Desde que lo vio salir de casa la noche pasada -por la cara que puso al ser descubierto, si no lo hubiera conocido habría pensado que se estaba escapando para verse con otra mujer-, no había dejado de pensar en una película que había visto hacía un tiempo por la tele. Una y otra vez volvían a su cabeza las imágenes de esa película de Clint Eastwood, cuyo nombre había olvidado, pero no así el argumento: un hombre iba en busca de su propia muerte, luchando por la justicia aun a costa de sacrificar su vida por enfrentarse a los malvados. ¿O es que los del gobierno no eran también unos malvados? Sabía que eran unos auténticos malvados, lo mismo que la ministra, de quien se veía a la legua que no movería un dedo por nadie. Por eso ella, Rahel, le había dicho a Shimshi: «Sobre mi cadáver», y había intentado tumbarse delante de la puerta. Si se hubiera enfrentado a ella, seguramente habría logrado detenerlo con las uñas. Pero Shimshi no era tonto. La conocía demasiado bien. No se enfrentó a ella, sino que se puso a su lado, junto a la puerta, de rodillas, y le dijo muy tranquilo: «Rahel, hazme el favor, no me queda otra opción; si no, perderé mi dignidad. Están riéndose de nosotros, burlándose, es una cuestión de dignidad, entiéndelo, algo mucho más importante que el dinero». Y no lo pudo detener. Shimshi no quiso explicarle cuáles eran sus planes, de modo que ella se figuró que se encerrarían en la fábrica. Sin embargo, de todo lo que estaba viendo ahora en el televisor, ella no había tenido ni idea, ni de que pensaran utilizar dinamita, ni bombardear el túnel, ni secuestrar a la ministra. No tenía ni idea de todo eso. Tampoco de que reclamarían la presencia de Dani Benizri. Pero Shimshi la había mirado con una expresión de súplica, y ella no era capaz de causarle más problemas, además de que entendió que no podía hacer nada.
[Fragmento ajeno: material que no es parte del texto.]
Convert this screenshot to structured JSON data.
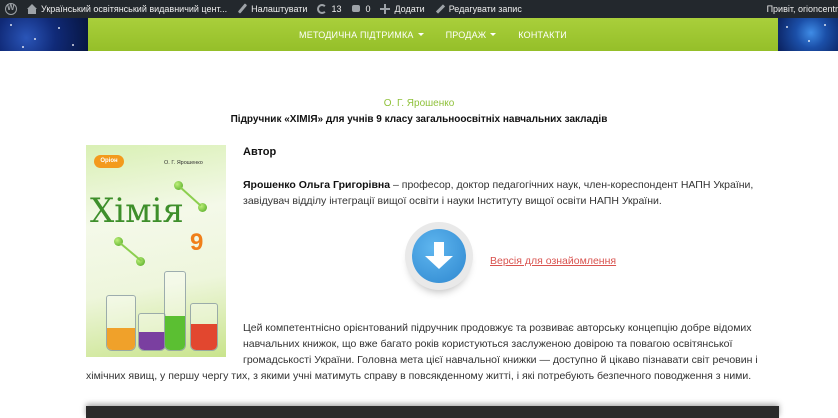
{
  "adminbar": {
    "site_name": "Український освітянський видавничий цент...",
    "customize": "Налаштувати",
    "updates_count": "13",
    "comments_count": "0",
    "add_new": "Додати",
    "edit_post": "Редагувати запис",
    "greeting": "Привіт, orioncentr"
  },
  "nav": {
    "items": [
      {
        "label": "МЕТОДИЧНА ПІДТРИМКА"
      },
      {
        "label": "ПРОДАЖ"
      },
      {
        "label": "КОНТАКТИ"
      }
    ]
  },
  "page": {
    "author_top": "О. Г. Ярошенко",
    "title": "Підручник «ХІМІЯ» для учнів 9 класу загальноосвітніх навчальних закладів",
    "author_label": "Автор",
    "author_name": "Ярошенко Ольга Григорівна",
    "author_bio": " – професор, доктор педагогічних наук, член-кореспондент НАПН України, завідувач відділу інтеграції вищої освіти і науки Інституту вищої освіти НАПН України.",
    "preview_link": "Версія для ознайомлення",
    "description_part1": "Цей компетентнісно орієнтований підручник продовжує та розвиває авторську концепцію добре відомих навчальних книжок, що вже багато років користуються заслуженою довірою та повагою освітянської громадськості України. Головна мета цієї навчальної книжки — доступно й цікаво пізнавати світ речовин і",
    "description_part2": "хімічних явищ, у першу чергу тих, з якими учні матимуть справу в повсякденному житті, і які потребують безпечного поводження з ними."
  },
  "cover": {
    "publisher": "Оріон",
    "author": "О. Г. Ярошенко",
    "title": "Хімія",
    "grade": "9"
  },
  "colors": {
    "accent_green": "#9bc42f",
    "link_red": "#d9534f",
    "adminbar": "#23282d"
  }
}
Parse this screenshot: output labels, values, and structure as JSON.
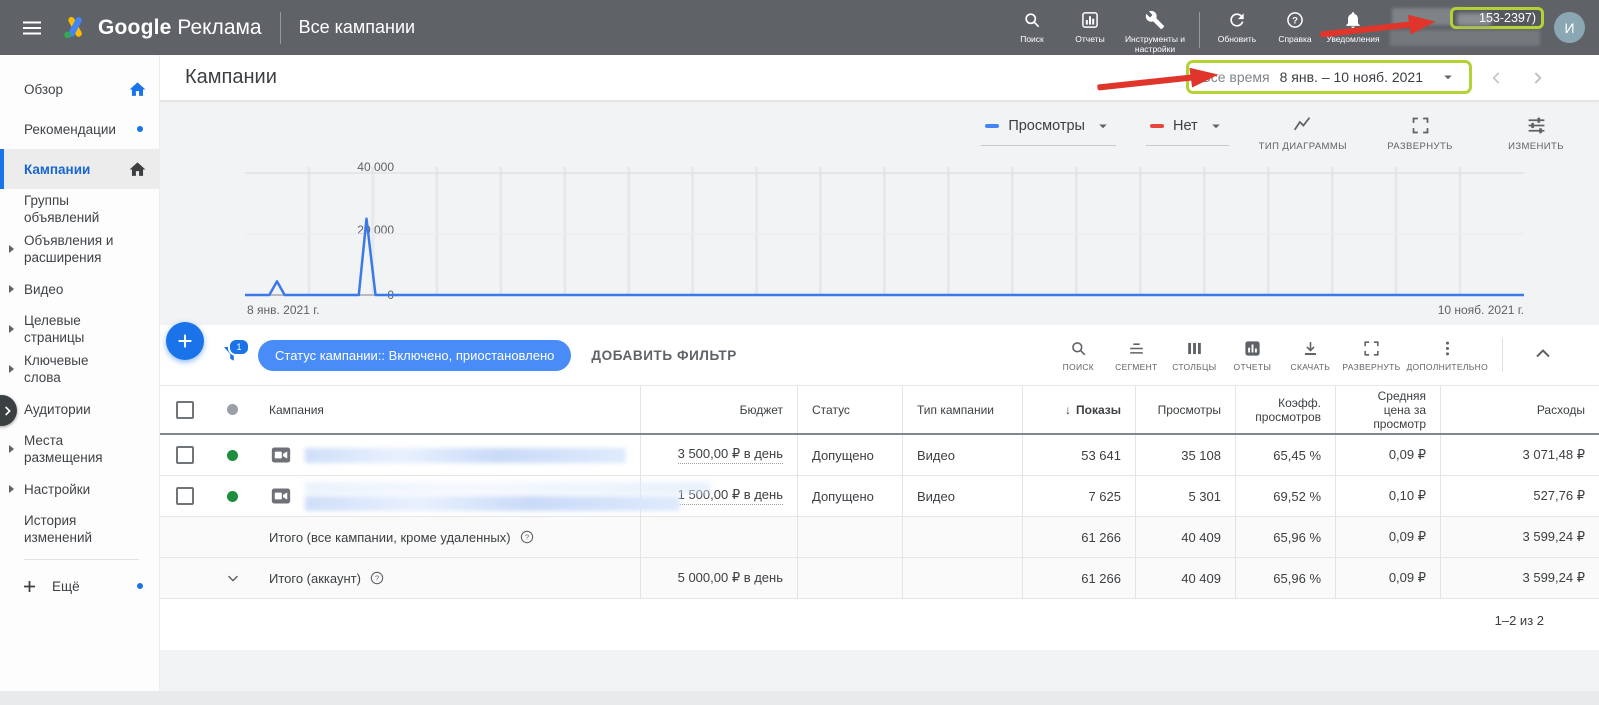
{
  "colors": {
    "topbar_gray": "#5f6368",
    "accent_blue": "#1a73e8",
    "chip_blue": "#4a8cf7",
    "line_blue": "#3b78e8",
    "metric2_red": "#e8453c",
    "green_dot": "#1e8e3e",
    "annotation_red": "#e0352b",
    "highlight_green": "#b3d234"
  },
  "topbar": {
    "brand_primary": "Google",
    "brand_secondary": "Реклама",
    "context_title": "Все кампании",
    "nav": [
      {
        "icon": "search",
        "label": "Поиск"
      },
      {
        "icon": "reports",
        "label": "Отчеты"
      },
      {
        "icon": "tools",
        "label": "Инструменты и настройки"
      },
      {
        "icon": "refresh",
        "label": "Обновить"
      },
      {
        "icon": "help",
        "label": "Справка"
      },
      {
        "icon": "bell",
        "label": "Уведомления"
      }
    ],
    "account_id_visible": "153-2397)",
    "avatar_letter": "И"
  },
  "sidebar": {
    "items": [
      {
        "label": "Обзор",
        "trailing": "home-blue"
      },
      {
        "label": "Рекомендации",
        "trailing": "dot"
      },
      {
        "label": "Кампании",
        "trailing": "home-dark",
        "selected": true
      },
      {
        "label": "Группы объявлений"
      },
      {
        "label": "Объявления и расширения",
        "expandable": true
      },
      {
        "label": "Видео",
        "expandable": true
      },
      {
        "label": "Целевые страницы",
        "expandable": true
      },
      {
        "label": "Ключевые слова",
        "expandable": true
      },
      {
        "label": "Аудитории"
      },
      {
        "label": "Места размещения",
        "expandable": true
      },
      {
        "label": "Настройки",
        "expandable": true
      },
      {
        "label": "История изменений"
      }
    ],
    "more_label": "Ещё"
  },
  "page_header": {
    "title": "Кампании",
    "date_preset": "Все время",
    "date_range": "8 янв. – 10 нояб. 2021"
  },
  "chart_controls": {
    "metric_primary": "Просмотры",
    "metric_secondary": "Нет",
    "buttons": [
      {
        "icon": "chart-type",
        "label": "ТИП ДИАГРАММЫ"
      },
      {
        "icon": "expand",
        "label": "РАЗВЕРНУТЬ"
      },
      {
        "icon": "tune",
        "label": "ИЗМЕНИТЬ"
      }
    ]
  },
  "chart_data": {
    "type": "line",
    "series": [
      {
        "name": "Просмотры",
        "color": "#3b78e8",
        "points": [
          [
            0,
            0
          ],
          [
            0.019,
            0
          ],
          [
            0.025,
            4500
          ],
          [
            0.031,
            0
          ],
          [
            0.089,
            0
          ],
          [
            0.095,
            25000
          ],
          [
            0.102,
            0
          ],
          [
            1,
            0
          ]
        ]
      }
    ],
    "secondary_metric": "Нет",
    "x_start_label": "8 янв. 2021 г.",
    "x_end_label": "10 нояб. 2021 г.",
    "yticks": [
      "0",
      "20 000",
      "40 000"
    ],
    "ylim": [
      0,
      43000
    ],
    "grid_vertical_divisions": 20,
    "grid": true,
    "legend_position": "top-right"
  },
  "filter_bar": {
    "filter_count": "1",
    "chip_label": "Статус кампании:: Включено, приостановлено",
    "add_filter_label": "ДОБАВИТЬ ФИЛЬТР",
    "tools": [
      {
        "icon": "search",
        "label": "ПОИСК"
      },
      {
        "icon": "segment",
        "label": "СЕГМЕНТ"
      },
      {
        "icon": "columns",
        "label": "СТОЛБЦЫ"
      },
      {
        "icon": "reports-filled",
        "label": "ОТЧЕТЫ"
      },
      {
        "icon": "download",
        "label": "СКАЧАТЬ"
      },
      {
        "icon": "expand",
        "label": "РАЗВЕРНУТЬ"
      },
      {
        "icon": "more",
        "label": "ДОПОЛНИТЕЛЬНО"
      }
    ]
  },
  "table": {
    "columns": [
      "Кампания",
      "Бюджет",
      "Статус",
      "Тип кампании",
      "Показы",
      "Просмотры",
      "Коэфф. просмотров",
      "Средняя цена за просмотр",
      "Расходы"
    ],
    "sorted_column": "Показы",
    "rows": [
      {
        "budget": "3 500,00 ₽ в день",
        "status": "Допущено",
        "campaign_type": "Видео",
        "impressions": "53 641",
        "views": "35 108",
        "view_rate": "65,45 %",
        "avg_cpv": "0,09 ₽",
        "cost": "3 071,48 ₽"
      },
      {
        "budget": "1 500,00 ₽ в день",
        "status": "Допущено",
        "campaign_type": "Видео",
        "impressions": "7 625",
        "views": "5 301",
        "view_rate": "69,52 %",
        "avg_cpv": "0,10 ₽",
        "cost": "527,76 ₽"
      }
    ],
    "totals": [
      {
        "label": "Итого (все кампании, кроме удаленных)",
        "budget": "",
        "impressions": "61 266",
        "views": "40 409",
        "view_rate": "65,96 %",
        "avg_cpv": "0,09 ₽",
        "cost": "3 599,24 ₽",
        "expandable": false
      },
      {
        "label": "Итого (аккаунт)",
        "budget": "5 000,00 ₽ в день",
        "impressions": "61 266",
        "views": "40 409",
        "view_rate": "65,96 %",
        "avg_cpv": "0,09 ₽",
        "cost": "3 599,24 ₽",
        "expandable": true
      }
    ],
    "pagination": "1–2 из 2"
  }
}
Había que vaciar el cenicero y preparar más té. Rahel Shimshi entrecerró los ojos mientras en la tele intentaban dilatar el tiempo, y todas las chicas la miraron como si fuera su mentora, como si no bastara con que su marido fuera el presidente del comité. Fani, que no había dejado de enrollarse en el dedo las puntas de su pelo rubio, sostenía ahora al bebé y le daba golpecitos en la espalda, aunque ya se había callado, mientras fumaba sin parar. También Sarit estaba fumando, porque no había sido capaz de dejar el tabaco a pesar de su embarazo. Y allí estaba también Rosi, con las piernas hinchadas por el azúcar. Cualquiera que las viera así no podría dejar de pensar: ¡pobrecitas! Y los niños… ¿Qué iba a ser de los niños? Mejor no decir nada, ni una palabra acerca de su futuro. Porque ella sabía muy bien lo que iba a ocurrir, que, con la ayuda de Benizri o sin ella, acabarían todos en la cárcel. Todos. Su Shimshi, y Gerard, el marido de Fani, y Meir, el de Simi, y también Avram, el de Sarit. Dejar así a una mujer en mitad de su primer embarazo, después de todas las complicaciones que habían tenido, y marcharse en plena noche con todos esos viejos que ya no tenían nada que perder…; eso es lo que le había dicho a Shimshi cuando lo descubrió intentando escapar de casa a las dos de la noche, creyendo que ella era una vieja que no oiría nada.

– Tú sí que eres un viejo -le dijo-, que ya no tiene energía para estas luchas.

– Precisamente porque soy un viejo -le contestó él-, no tengo nada que perder.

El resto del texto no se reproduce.